世の中には、生涯で本を5冊も読まない人が大勢います。
「購入された書籍全体の95%が読了されていない」のです。
 でも、途中まで読もうとしただけでも、まだマシです。
「購入された書籍全体の70%は、一度も開かれることがない」のですから。
「最初から最後まで頑張って読む」「途中であきらめない」
 こんな漠然とした考え方は、今すぐ捨ててしまって結構です。
 これから紹介する1冊読み切る読書術さえ身につければ!

3分の細切れ時間で1冊読める

外出するときは本を持つ

明治大学文学部教授・齋藤孝氏齋藤 孝(さいとう・たかし)
1960年静岡県生まれ。東京大学法学部卒業。同大学大学院教育学研究科博士課程を経て、明治大学文学部教授。専門は教育学、身体論、コミュニケーション論。ベストセラー著作家、文化人として多くのメディアに登場。著書に『声に出して読みたい日本語』(草思社文庫、毎日出版文化賞特別賞受賞)、『身体感覚を取り戻す』(NHKブックス、新潮学芸賞受賞)、『雑談力が上がる話し方』(ダイヤモンド社)、『大人の語彙力ノート』(SBクリエイティブ)など多数。<写真:読売新聞/アフロ>

 私は突然、大学の教え子たちに「本を1冊出して隣の人に紹介してみてください」と言うことがあります。
 すると「えっ!? 今は持ってませんけど」と言う学生がいます。
 そういう学生には、こう諭します。

「いいですか。学生にとっての本というのは、武士にとっての刀と一緒ですよ。『すみません、刀忘れちゃいました』なんて武士はいませんよね? 武士が丸腰で外を歩いたら、斬られても文句は言えませんよ」

 こんなふうに言うと、学生たちは真面目で素直なので、次の日からちゃんと本を携行するようになります。

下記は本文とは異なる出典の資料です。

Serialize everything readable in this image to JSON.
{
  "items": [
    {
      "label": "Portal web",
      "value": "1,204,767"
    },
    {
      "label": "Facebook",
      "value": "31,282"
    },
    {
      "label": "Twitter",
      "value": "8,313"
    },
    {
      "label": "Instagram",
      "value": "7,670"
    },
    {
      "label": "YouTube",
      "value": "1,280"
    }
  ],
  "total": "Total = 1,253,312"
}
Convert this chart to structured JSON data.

 また、英米文学を専攻する学生には、こうもアドバイスします。

「電車では英語の本を読みなさい。まだ読んでいない本でも、真ん中くらいのページから開いて、読み込んでいる雰囲気を出しなさい。見る人が見れば『若いのに英語の原書を読んでいるなんてすごいな』と感心するはずです。御茶ノ水の駅で降りたら『きっと明治大学の学生だな』となって、大学のブランドイメージ向上にもつながりますよ」

 いずれにしても本を持たずに外出したら、降水確率100%の日に傘を忘れたような痛恨事と受け止めるようにしましょう。

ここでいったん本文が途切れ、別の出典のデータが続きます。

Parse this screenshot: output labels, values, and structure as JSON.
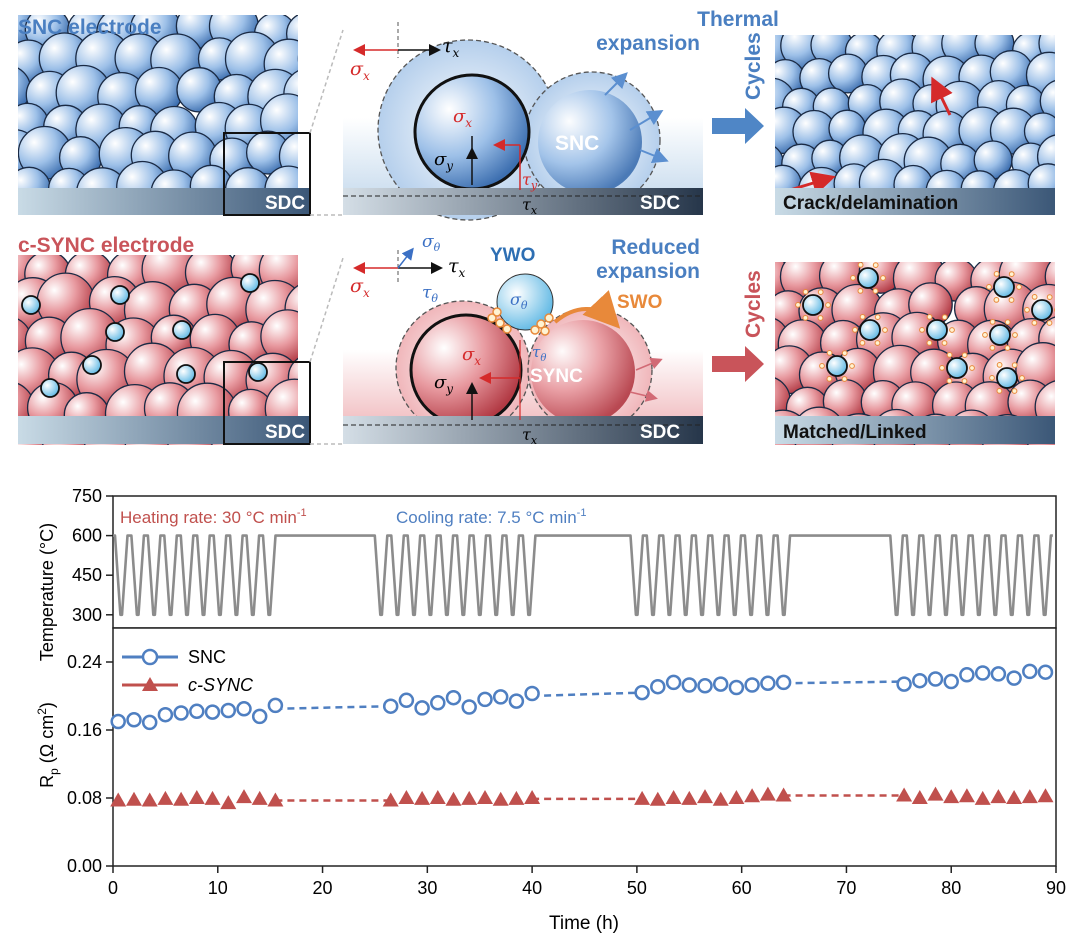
{
  "schematic": {
    "row1": {
      "electrode_title": "SNC electrode",
      "substrate_label": "SDC",
      "zoom_substrate_label": "SDC",
      "particle_label": "SNC",
      "expansion_label_line1": "Thermal",
      "expansion_label_line2": "expansion",
      "cycles_label": "Cycles",
      "result_label": "Crack/delamination"
    },
    "row2": {
      "electrode_title": "c-SYNC electrode",
      "substrate_label": "SDC",
      "zoom_substrate_label": "SDC",
      "particle_label": "SYNC",
      "small_particle_label": "YWO",
      "interphase_label": "SWO",
      "expansion_label_line1": "Reduced",
      "expansion_label_line2": "expansion",
      "cycles_label": "Cycles",
      "result_label": "Matched/Linked"
    },
    "colors": {
      "snc_blue": "#4f86c6",
      "sync_red": "#c9545a",
      "ywo_blue": "#8fd0ef",
      "swo_orange": "#e8893a",
      "substrate_gray": "#5f7590"
    }
  },
  "chart_data": [
    {
      "type": "line",
      "title": "",
      "xlabel": "",
      "ylabel": "Temperature (°C)",
      "ylim": [
        250,
        750
      ],
      "xlim": [
        0,
        90
      ],
      "yticks": [
        "300",
        "450",
        "600",
        "750"
      ],
      "annotations": {
        "heating": "Heating rate: 30 °C min",
        "heating_sup": "-1",
        "cooling": "Cooling rate: 7.5 °C min",
        "cooling_sup": "-1"
      },
      "temperature_profile": {
        "high": 600,
        "low": 300,
        "cycle_blocks_h": [
          [
            0,
            15.7
          ],
          [
            24.8,
            40.5
          ],
          [
            49.2,
            64.8
          ],
          [
            74.0,
            89.7
          ]
        ],
        "cycles_per_block": 10,
        "hold_blocks_h": [
          [
            15.7,
            24.8
          ],
          [
            40.5,
            49.2
          ],
          [
            64.8,
            74.0
          ]
        ]
      },
      "colors": {
        "line": "#8c8c8c"
      }
    },
    {
      "type": "line",
      "title": "",
      "xlabel": "Time (h)",
      "ylabel": "R",
      "ylabel_sub": "p",
      "ylabel_units": " (Ω cm",
      "ylabel_units_sup": "2",
      "ylabel_units_end": ")",
      "xlim": [
        0,
        90
      ],
      "ylim": [
        0.0,
        0.28
      ],
      "xticks": [
        "0",
        "10",
        "20",
        "30",
        "40",
        "50",
        "60",
        "70",
        "80",
        "90"
      ],
      "yticks": [
        "0.00",
        "0.08",
        "0.16",
        "0.24"
      ],
      "legend": [
        "SNC",
        "c-SYNC"
      ],
      "legend_placement": "top-left",
      "series": [
        {
          "name": "SNC",
          "marker": "open-circle",
          "color": "#4f7fc1",
          "x": [
            0.5,
            2.0,
            3.5,
            5.0,
            6.5,
            8.0,
            9.5,
            11.0,
            12.5,
            14.0,
            15.5,
            26.5,
            28.0,
            29.5,
            31.0,
            32.5,
            34.0,
            35.5,
            37.0,
            38.5,
            40.0,
            50.5,
            52.0,
            53.5,
            55.0,
            56.5,
            58.0,
            59.5,
            61.0,
            62.5,
            64.0,
            75.5,
            77.0,
            78.5,
            80.0,
            81.5,
            83.0,
            84.5,
            86.0,
            87.5,
            89.0
          ],
          "values": [
            0.17,
            0.172,
            0.169,
            0.178,
            0.18,
            0.182,
            0.181,
            0.183,
            0.185,
            0.176,
            0.189,
            0.188,
            0.195,
            0.186,
            0.192,
            0.198,
            0.187,
            0.196,
            0.199,
            0.194,
            0.203,
            0.204,
            0.211,
            0.216,
            0.213,
            0.212,
            0.214,
            0.21,
            0.213,
            0.215,
            0.216,
            0.214,
            0.218,
            0.22,
            0.217,
            0.225,
            0.227,
            0.226,
            0.221,
            0.229,
            0.228
          ],
          "trend_segments": [
            [
              15.5,
              0.185,
              26.5,
              0.188
            ],
            [
              40.0,
              0.2,
              50.5,
              0.204
            ],
            [
              64.0,
              0.215,
              75.5,
              0.217
            ]
          ]
        },
        {
          "name": "c-SYNC",
          "marker": "filled-triangle",
          "color": "#c0504d",
          "x": [
            0.5,
            2.0,
            3.5,
            5.0,
            6.5,
            8.0,
            9.5,
            11.0,
            12.5,
            14.0,
            15.5,
            26.5,
            28.0,
            29.5,
            31.0,
            32.5,
            34.0,
            35.5,
            37.0,
            38.5,
            40.0,
            50.5,
            52.0,
            53.5,
            55.0,
            56.5,
            58.0,
            59.5,
            61.0,
            62.5,
            64.0,
            75.5,
            77.0,
            78.5,
            80.0,
            81.5,
            83.0,
            84.5,
            86.0,
            87.5,
            89.0
          ],
          "values": [
            0.077,
            0.078,
            0.077,
            0.079,
            0.078,
            0.08,
            0.079,
            0.074,
            0.081,
            0.079,
            0.077,
            0.077,
            0.08,
            0.079,
            0.08,
            0.078,
            0.079,
            0.08,
            0.078,
            0.079,
            0.08,
            0.079,
            0.078,
            0.08,
            0.079,
            0.081,
            0.078,
            0.08,
            0.082,
            0.084,
            0.083,
            0.083,
            0.08,
            0.084,
            0.081,
            0.082,
            0.079,
            0.081,
            0.08,
            0.081,
            0.082
          ],
          "trend_segments": [
            [
              15.5,
              0.077,
              26.5,
              0.077
            ],
            [
              40.0,
              0.079,
              50.5,
              0.079
            ],
            [
              64.0,
              0.083,
              75.5,
              0.083
            ]
          ]
        }
      ]
    }
  ]
}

 せっかくスキマ時間を見つけても、そのときに本がなければ読めないのです。

 ある小学生は、学校が忙しくて通学の電車ぐらいでしか読書ができないそうです。
 それでもランドセルに本を常備して、2日に1冊は読んでおり、近ごろでは両親がわが子と議論してもまったくかなわなくなったそうなのです。

 大人の読書の励みになりそうな話ですよね。